Come lo espone a grandi tratti il Commentario:
1. “Ogni Forma sulla terra ed ogni Granello [atomo] nello Spazio, tende con i suoi
sforzi verso l’auto-formazione, a seguire il modello posto per lui nell’“Uomo Celeste”…..
L’involuzione e l’evoluzione dell’atomo, la sua crescita esterna ed interna ed il suo sviluppo,
hanno tutti un solo e medesimo obiettivo — l’Uomo; l’Uomo come forma fisica, la più
elevata e definitiva su questa Terra; la “Monade” nella sua totalità assoluta e nella sua
condizione di risveglio — come punto culminante delle sue incarnazioni divine sulla Terra.

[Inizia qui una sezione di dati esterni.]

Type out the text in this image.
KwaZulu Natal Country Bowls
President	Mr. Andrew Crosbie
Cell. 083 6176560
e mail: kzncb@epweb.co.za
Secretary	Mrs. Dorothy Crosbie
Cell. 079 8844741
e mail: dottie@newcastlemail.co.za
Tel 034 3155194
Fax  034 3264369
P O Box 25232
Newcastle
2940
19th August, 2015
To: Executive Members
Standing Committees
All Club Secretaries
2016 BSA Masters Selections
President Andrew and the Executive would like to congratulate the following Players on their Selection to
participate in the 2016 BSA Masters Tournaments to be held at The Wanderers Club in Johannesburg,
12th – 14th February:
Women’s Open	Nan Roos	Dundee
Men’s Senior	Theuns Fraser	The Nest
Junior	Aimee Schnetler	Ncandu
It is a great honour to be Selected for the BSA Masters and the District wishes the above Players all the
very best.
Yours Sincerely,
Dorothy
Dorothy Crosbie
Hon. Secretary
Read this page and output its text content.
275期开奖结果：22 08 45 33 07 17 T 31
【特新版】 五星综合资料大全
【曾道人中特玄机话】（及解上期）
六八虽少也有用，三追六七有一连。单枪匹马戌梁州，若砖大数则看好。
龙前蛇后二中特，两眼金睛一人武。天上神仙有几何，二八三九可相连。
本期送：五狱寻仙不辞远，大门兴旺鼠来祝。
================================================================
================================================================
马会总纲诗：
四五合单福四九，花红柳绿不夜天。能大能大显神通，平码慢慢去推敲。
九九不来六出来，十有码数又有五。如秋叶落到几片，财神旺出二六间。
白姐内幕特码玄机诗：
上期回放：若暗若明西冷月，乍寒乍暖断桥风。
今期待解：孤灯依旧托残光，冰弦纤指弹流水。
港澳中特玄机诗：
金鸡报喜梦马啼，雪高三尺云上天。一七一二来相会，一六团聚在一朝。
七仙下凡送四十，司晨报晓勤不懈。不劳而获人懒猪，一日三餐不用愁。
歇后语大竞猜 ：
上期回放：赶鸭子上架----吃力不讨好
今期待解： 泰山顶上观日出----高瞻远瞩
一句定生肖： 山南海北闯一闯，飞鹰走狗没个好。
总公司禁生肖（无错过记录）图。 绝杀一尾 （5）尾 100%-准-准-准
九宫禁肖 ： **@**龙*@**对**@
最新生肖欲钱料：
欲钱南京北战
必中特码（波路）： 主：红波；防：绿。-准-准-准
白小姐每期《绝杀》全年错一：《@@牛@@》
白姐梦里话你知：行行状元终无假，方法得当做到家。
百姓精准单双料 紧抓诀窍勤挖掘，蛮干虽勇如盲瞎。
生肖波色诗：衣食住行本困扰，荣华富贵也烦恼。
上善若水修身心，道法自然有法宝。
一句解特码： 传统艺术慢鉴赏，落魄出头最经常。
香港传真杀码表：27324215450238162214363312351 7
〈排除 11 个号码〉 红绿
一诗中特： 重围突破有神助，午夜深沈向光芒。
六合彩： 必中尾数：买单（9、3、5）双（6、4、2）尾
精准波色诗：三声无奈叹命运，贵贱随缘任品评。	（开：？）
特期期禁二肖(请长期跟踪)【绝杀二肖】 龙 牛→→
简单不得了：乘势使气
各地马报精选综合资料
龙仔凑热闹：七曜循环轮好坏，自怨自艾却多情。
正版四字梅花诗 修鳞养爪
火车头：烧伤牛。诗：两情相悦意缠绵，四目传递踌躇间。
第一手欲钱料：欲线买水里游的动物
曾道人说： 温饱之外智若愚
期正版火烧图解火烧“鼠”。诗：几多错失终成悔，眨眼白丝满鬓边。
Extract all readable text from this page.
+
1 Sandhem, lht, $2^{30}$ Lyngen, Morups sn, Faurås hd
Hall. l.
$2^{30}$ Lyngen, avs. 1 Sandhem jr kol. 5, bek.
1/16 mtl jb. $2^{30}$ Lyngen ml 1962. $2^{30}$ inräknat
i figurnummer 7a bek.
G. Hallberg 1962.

2. “I Dhyâni [Pitri] sono quelli che hanno evoluto il loro Bhûta [Doppio] da se stessi;
la loro Rûpa [Forma] è divenuta il veicolo delle Monadi [Settimo e Sesto Princìpio] che
hanno completato il loro ciclo di trasmigrazione nei tre Kalpa [Ronde] precedenti. Allora
essi, i Doppi Astrali, divennero gli uomini della prima Razza Umana della Ronda. Ma essi
non erano completi, ed erano privi di intelletto”.
Ciò verrà spiegato in seguito. Intanto l’Uomo — o piuttosto la sua Monade — è
esistito sulla Terra fin dall’inizio di questa Ronda. Ma fino alla nostra Quinta Razza, le forme
esterne che coprivano quei Doppi Astrali, si sono continuamente cambiate e consolidate in
ogni sottorazza; anche la forma e la struttura fisica della fauna sono cambiate
contemporaneamente per adattarsi alle condizioni di vita su questo Globo, condizioni in
continua trasformazione durante i periodi geologici del suo ciclo di formazione. E questi
cambiamenti continueranno in ogni Razza-Radice ed in ogni sottorazza principale, fino
all’ultima della Settima Razza di questa Ronda.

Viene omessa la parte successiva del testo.